Generally regarded as Superman’s voice he was nevertheless amenable to influences, and without exception all those who had impressed him he repaid by denouncing them most. Of these Darwin and Bismarck brought his bile up.
Darwin in his eyes had completed the work of the French encyclopedists to the extent that he had removed, by Natural selection, the theological basis of modern morals. By leaving the morality untouched English evolutions pulled their punches. They were therefore suspect. They were brave enough to leave God out but dared not cease to be Christians.
Bismarck was a revelation to the iconoclast philosopher. Here was a man who knew the realities of life who said,’ there is no altruism among nations’ and understood only blood and iron got a nation its rights. His creation of a growing empire on might and muscles all in right temper by the industrial resurgence needed a voice. He intended to be that voice.
Coming from a long line of clergy men it was natural that he became a preacher of sorts. The early death of his father found him petted and mollycoddled by women in the household he was like ‘a Jesus in the Temple’. He was sensitive and also a stoic: when his schoolfellows doubted the story of Mutius Scaevola he lit a batch of matches and held them in his palm and let them burn out by itself. He seem to have once said,’What I am not that for me is God and virtue.’
All his life long he sought physical and intellectual means to turn him into an idealized masculinity. In that process he lost faith in God and discovered Wagner.
At the very prime of life in 1879 he broke down physically and mentally. But he would by superhuman will recover and write his masterpiece Thus spake Zarathustra(1883) He had to pay for the cost of printing, forty copies of the book were sold , seven were given away.

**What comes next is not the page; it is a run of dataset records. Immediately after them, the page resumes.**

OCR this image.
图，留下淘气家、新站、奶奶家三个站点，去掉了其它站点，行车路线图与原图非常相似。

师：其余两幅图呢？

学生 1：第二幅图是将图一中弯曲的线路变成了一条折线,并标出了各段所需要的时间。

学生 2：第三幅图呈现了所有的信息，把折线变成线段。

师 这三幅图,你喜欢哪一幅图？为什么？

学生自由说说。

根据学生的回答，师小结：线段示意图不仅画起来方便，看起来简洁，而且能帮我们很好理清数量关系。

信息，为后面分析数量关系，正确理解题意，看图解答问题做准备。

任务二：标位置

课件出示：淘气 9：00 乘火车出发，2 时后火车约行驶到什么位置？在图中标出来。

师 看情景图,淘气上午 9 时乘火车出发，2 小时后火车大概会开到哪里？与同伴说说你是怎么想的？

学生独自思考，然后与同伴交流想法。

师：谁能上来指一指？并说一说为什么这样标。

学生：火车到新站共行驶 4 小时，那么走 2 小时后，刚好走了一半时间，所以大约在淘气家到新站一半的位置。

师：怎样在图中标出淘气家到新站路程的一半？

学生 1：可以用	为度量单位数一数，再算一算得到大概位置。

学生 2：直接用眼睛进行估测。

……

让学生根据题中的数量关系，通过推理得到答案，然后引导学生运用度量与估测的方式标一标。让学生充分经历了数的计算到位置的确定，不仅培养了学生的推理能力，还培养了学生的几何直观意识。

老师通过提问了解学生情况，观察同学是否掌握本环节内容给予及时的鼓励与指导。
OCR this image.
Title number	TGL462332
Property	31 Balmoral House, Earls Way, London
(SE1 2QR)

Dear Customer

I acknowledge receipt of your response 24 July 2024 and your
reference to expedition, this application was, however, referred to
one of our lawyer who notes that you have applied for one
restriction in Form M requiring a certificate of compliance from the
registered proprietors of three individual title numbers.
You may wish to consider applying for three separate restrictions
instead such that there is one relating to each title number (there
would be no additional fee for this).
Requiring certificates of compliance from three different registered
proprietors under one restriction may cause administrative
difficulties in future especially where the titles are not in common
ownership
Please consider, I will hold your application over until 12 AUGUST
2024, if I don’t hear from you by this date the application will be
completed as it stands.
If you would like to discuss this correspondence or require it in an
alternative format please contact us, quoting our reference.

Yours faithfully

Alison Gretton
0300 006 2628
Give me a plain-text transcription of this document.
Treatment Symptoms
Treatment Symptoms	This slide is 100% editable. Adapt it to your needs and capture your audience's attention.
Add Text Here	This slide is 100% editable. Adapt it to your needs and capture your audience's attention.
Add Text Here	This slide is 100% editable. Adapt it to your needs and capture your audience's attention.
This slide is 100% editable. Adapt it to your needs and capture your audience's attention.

No one acknowledged it and no one said a word of praise for it.
His health broke down and his last days felled by stroke he was cared for first by his mother and then his sister in Weimar. The peace that eluded when sane and in full control of his gifts seemed to come home. Once he caught his sister in tears, ‘Lisbeth,’ he asked,” why do you cry? Are we not happy?’ On another occasion he heard talk of books; his pale face lit up; ‘Ah!’, he said brightening, ‘I too have written some good books.’ That lucid moment went. He died in 1900.